Ma non è finita, perché all’Agenzia le associazioni – con il patrocinio e il sostegno del Comune di Pedara – hanno presentato un altro progetto. Il nome è da favole: “Bosco d’Incanto”. Il desiderio è quello di “restituire alla collettività un bosco confiscato alla mafia in via Cozzarelle a Pedara, nel parco dell’Etna. Un piccolo bosco confiscato decenni fa a un imprenditore a disposizione del clan Laudani. Un terreno probabilmente destinato a speculazione edilizia e salvato dalla confisca. Un bosco di querce, in parte deturpato dalle discariche abusive e in parte rimasto incontaminato. Il progetto – hanno spiegato ancora – è volto a valorizzare l’intera area, realizzando percorsi didattici e naturalistici. Inoltre uno spazio del bosco sarà destinato all’arte e alla musica, attraverso eventi ed attività svolte in totale armonia con la natura”. 

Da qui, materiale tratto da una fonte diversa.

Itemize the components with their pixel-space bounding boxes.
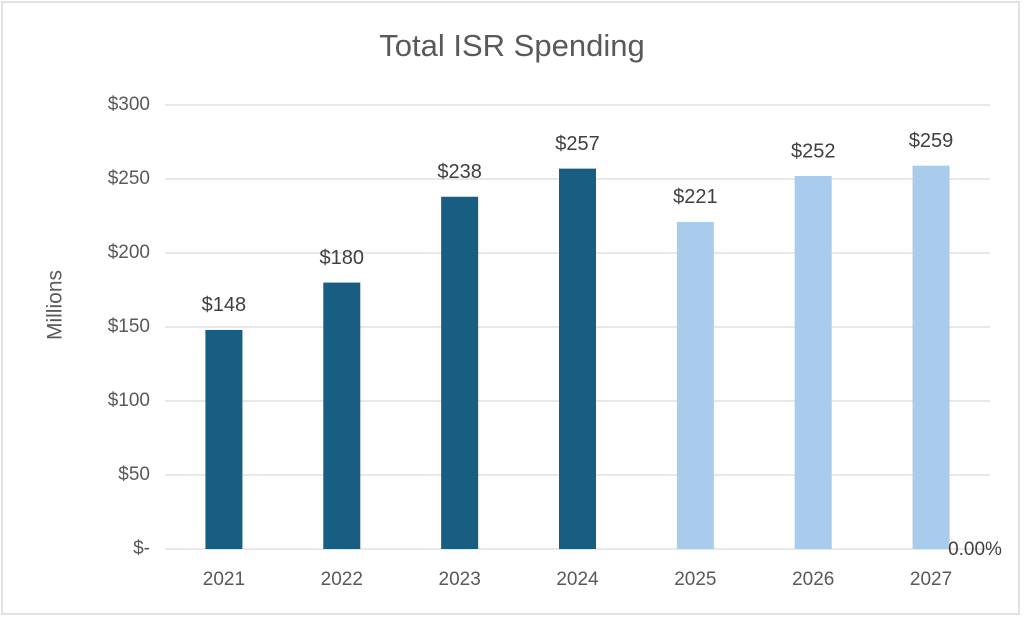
chart-title: Total ISR Spending	[379, 28, 644, 63]
x-tick-label: 2022	[321, 569, 363, 590]
bar	[323, 282, 361, 549]
data-label: $257	[555, 133, 600, 155]
data-label: $148	[202, 294, 247, 316]
y-tick-label: $-	[133, 538, 150, 559]
data-label: $252	[791, 140, 836, 162]
bar	[794, 176, 832, 550]
y-tick-label: $150	[108, 316, 150, 337]
bar	[912, 165, 950, 549]
y-tick-label: $250	[108, 168, 150, 189]
data-label: $221	[673, 186, 718, 208]
y-tick-label: $50	[118, 464, 150, 485]
annotation: 0.00%	[948, 539, 1002, 560]
x-tick-label: 2025	[674, 569, 716, 590]
data-label: $259	[909, 130, 954, 152]
bar	[676, 221, 714, 550]
bar	[441, 196, 479, 549]
x-tick-label: 2023	[439, 569, 481, 590]
y-axis-label: Millions	[44, 270, 67, 340]
x-tick-label: 2024	[556, 569, 599, 590]
x-tick-label: 2021	[203, 569, 245, 590]
bar	[559, 168, 596, 549]
bar	[205, 329, 243, 549]
data-label: $238	[437, 161, 482, 183]
y-tick-label: $200	[108, 242, 150, 263]
data-label: $180	[320, 247, 365, 269]
y-tick-label: $300	[108, 94, 150, 115]
x-tick-label: 2027	[910, 569, 952, 590]
x-tick-label: 2026	[792, 569, 834, 590]
y-tick-label: $100	[108, 390, 150, 411]
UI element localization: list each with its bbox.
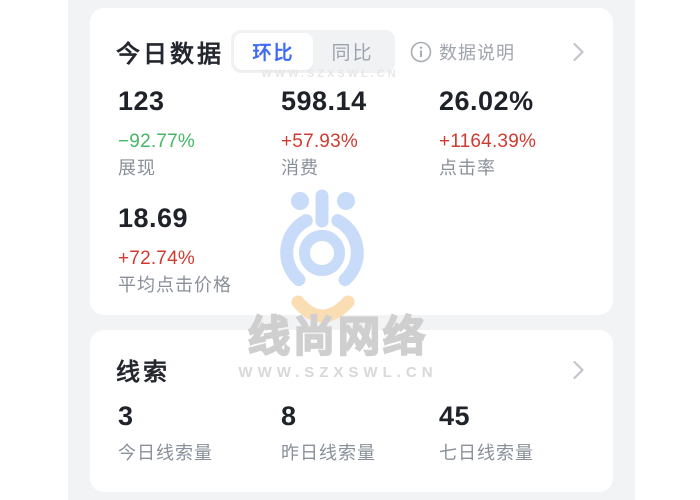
metric-label: 消费 (281, 158, 319, 178)
metric-value: 26.02% (439, 86, 534, 116)
metric-value: 45 (439, 401, 471, 431)
today-data-card: 今日数据 环比 同比 数据说明 123 −92.77% 展现 598.14 (90, 8, 613, 315)
chevron-right-icon (573, 42, 584, 61)
metric-impressions: 123 −92.77% 展现 (118, 86, 281, 179)
info-icon (410, 41, 432, 62)
metric-label: 平均点击价格 (118, 275, 232, 295)
metric-leads-today: 3 今日线索量 (118, 401, 281, 464)
today-metrics-row1: 123 −92.77% 展现 598.14 +57.93% 消费 26.02% … (90, 86, 613, 179)
metric-ctr: 26.02% +1164.39% 点击率 (439, 86, 613, 179)
chevron-right-icon (573, 360, 584, 379)
metric-label: 昨日线索量 (281, 443, 376, 463)
metric-change-0: −92.77% (118, 131, 195, 152)
leads-card: 线索 3 今日线索量 8 昨日线索量 45 七日线索量 (90, 330, 613, 492)
today-card-title: 今日数据 (116, 41, 224, 68)
today-card-chevron[interactable] (572, 41, 585, 63)
leads-card-title: 线索 (116, 359, 170, 386)
metric-label: 今日线索量 (118, 443, 213, 463)
metric-value: 3 (118, 401, 134, 431)
metric-label: 点击率 (439, 158, 496, 178)
today-card-header: 今日数据 环比 同比 数据说明 (90, 30, 613, 73)
data-info-button[interactable]: 数据说明 (410, 39, 515, 65)
metric-change-2: +1164.39% (439, 131, 537, 152)
metric-value: 598.14 (281, 86, 367, 116)
leads-card-chevron[interactable] (572, 359, 585, 381)
leads-card-header: 线索 (90, 352, 613, 387)
compare-toggle: 环比 同比 (231, 30, 395, 73)
metric-label: 七日线索量 (439, 443, 534, 463)
metric-value: 18.69 (118, 203, 189, 233)
metric-value: 123 (118, 86, 165, 116)
metric-value: 8 (281, 401, 297, 431)
metric-change-3: +72.74% (118, 248, 195, 269)
toggle-option-tongbi[interactable]: 同比 (331, 43, 374, 64)
metric-label: 展现 (118, 158, 156, 178)
toggle-option-huanbi[interactable]: 环比 (234, 33, 313, 70)
today-metrics-row2: 18.69 +72.74% 平均点击价格 (90, 203, 613, 296)
metric-change-1: +57.93% (281, 131, 358, 152)
metric-leads-7day: 45 七日线索量 (439, 401, 613, 464)
metric-leads-yesterday: 8 昨日线索量 (281, 401, 439, 464)
leads-metrics-row: 3 今日线索量 8 昨日线索量 45 七日线索量 (90, 401, 613, 464)
info-label: 数据说明 (439, 42, 515, 63)
metric-spend: 598.14 +57.93% 消费 (281, 86, 439, 179)
metric-avg-cpc: 18.69 +72.74% 平均点击价格 (118, 203, 281, 296)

A questo punto l’attesa è tutta romana. Deve essere infatti l’Agenzia con in mano tutte le documentazione a dare delle risposte alle istanze delle associazioni. “È stata un’impresa davvero difficile presentare questi progetti – hanno dichiarato – per via delle condizioni dei beni, spesso abusivi o in pessimo stato, per via dei termini del bando che ignoravano la natura no profit delle associazioni. Nonostante questo abbiamo deciso di andare avanti e presentare le nostre proposte. Per continuare il nostro impegno affinché, nonostante l’arroganza dei clan e la malagestione delle Istituzioni, i beni confiscati possano davvero essere riutilizzati per scopi sociali”.

A Gravina di Catania, nella villa di Zuccaro, si è svolta anche una visita ufficiale della Commissione regionale Antimafia presieduta da Claudio Fava che sta lavorando proprio ad un’inchiesta dedicata alla gestione dei beni confiscati. La relazione sarà presentata tra qualche giorno in video conferenza. I deputati che fanno parte della commissione hanno svolto un particolareggiato lavoro di ascolto che “ha consentito – si legge in una nota stampa – non solo ad una ricognizione delle principali difficoltà nella concreta attuazione della legge Rognoni-La Torre ma, anche, di avanzare una serie di proposte in ambito regionale e nazionale”.

Intanto nell’attesa che l’Agenzia cambi marcia, ci sono i semi piantati dalle associazioni che possono contribuire a scacciare il virus della mafia da Catania. ”All’azione di denuncia e di sensibilizzazione che ha caratterizzato la battaglia di liberazione dei beni confiscati – spiega Nicola Grassi dell’Asaec – abbiamo fatto seguire una concreta programmazione di riutilizzo sociale mirata alla creazione di un avamposto nel contrasto al racket della criminalità organizzata, proprio laddove vi era il quartier generale degli Zuccaro. La veloce messa a bando di beni definitivamente confiscati, dovrebbe essere il metodo da seguire affinché si realizzino le finalità della legge La Torre e la definitiva vittoria dello Stato sulla mafia”.